The proliferative potential and protean plasticity of ESCs and iPS cells alike render them promising prospects for regenerative medicine: differentiation of such cells into one or another tissue of choice, then popping this new material into place as a substitute for the spent, injured or defective tissue of an ailing patient. That's going to be a long, long way off.

But because iPS cells can be derived from essentially anyone through relatively noninvasive means, they offer a much more near-term, low-cost kicker: The tissues into which they differentiate carry precisely the same genetic background as those of the person they came from. You wouldn't want to go drilling into a person's heart or brain for a tissue sample; you'd even think twice before probing the liver, pancreas, or other internal organs for a biopsy. But with iPS cells, you don't have to.
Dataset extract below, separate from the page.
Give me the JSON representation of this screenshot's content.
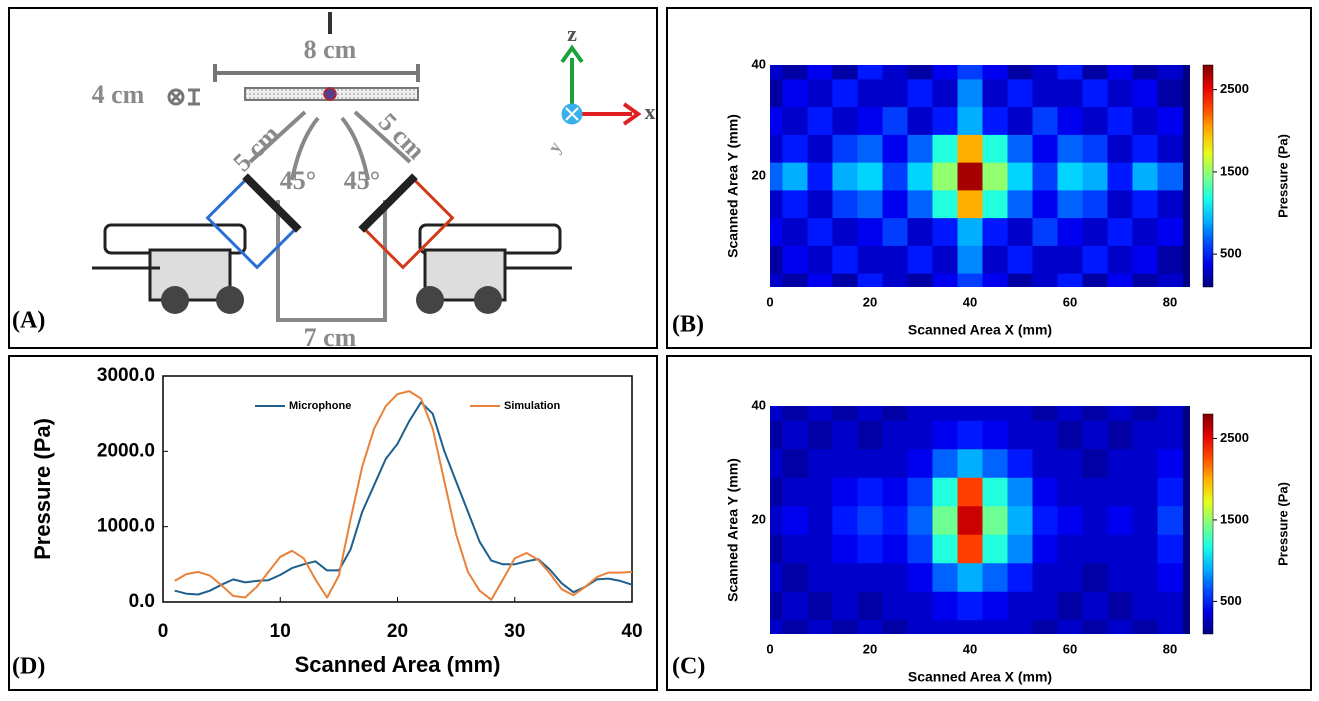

They can be coaxed in vitro into becoming cell types that, in the patient/donor, are malfunctioning. Then they can be studied with all the analytical tools of modern bioscience. In principle, they can also be used for in vitro assays screening thousands or tens of thousands of drugs, to see which drugs best rectify or at least mitigate that particular patient's problem.

But are iPS cells the sparkling surrogates for their more problematic and technically finicky counterparts, the hESCs, that many experts believe them to be? Or are they instead dubious doppelgangers, doomed to deliver a distorted reflection of natural tissues and whatever disease they may be packing? Does iPS cells' sorcery-like summoning (via a witches' brew of transcription factors to coax initially differentiated cells back to an ESC-like state) leave them too artifact-ridden to accurately mirror those maladies?

The new study suggests that the answer is no. The iPS cells made from the skin of Marfan patients matched ESCs derived from a Marfan-syndrome-carrying embryo in their ability to mirror Marfan's defining features: a pronounced proclivity to form cartilage at the expense of bone.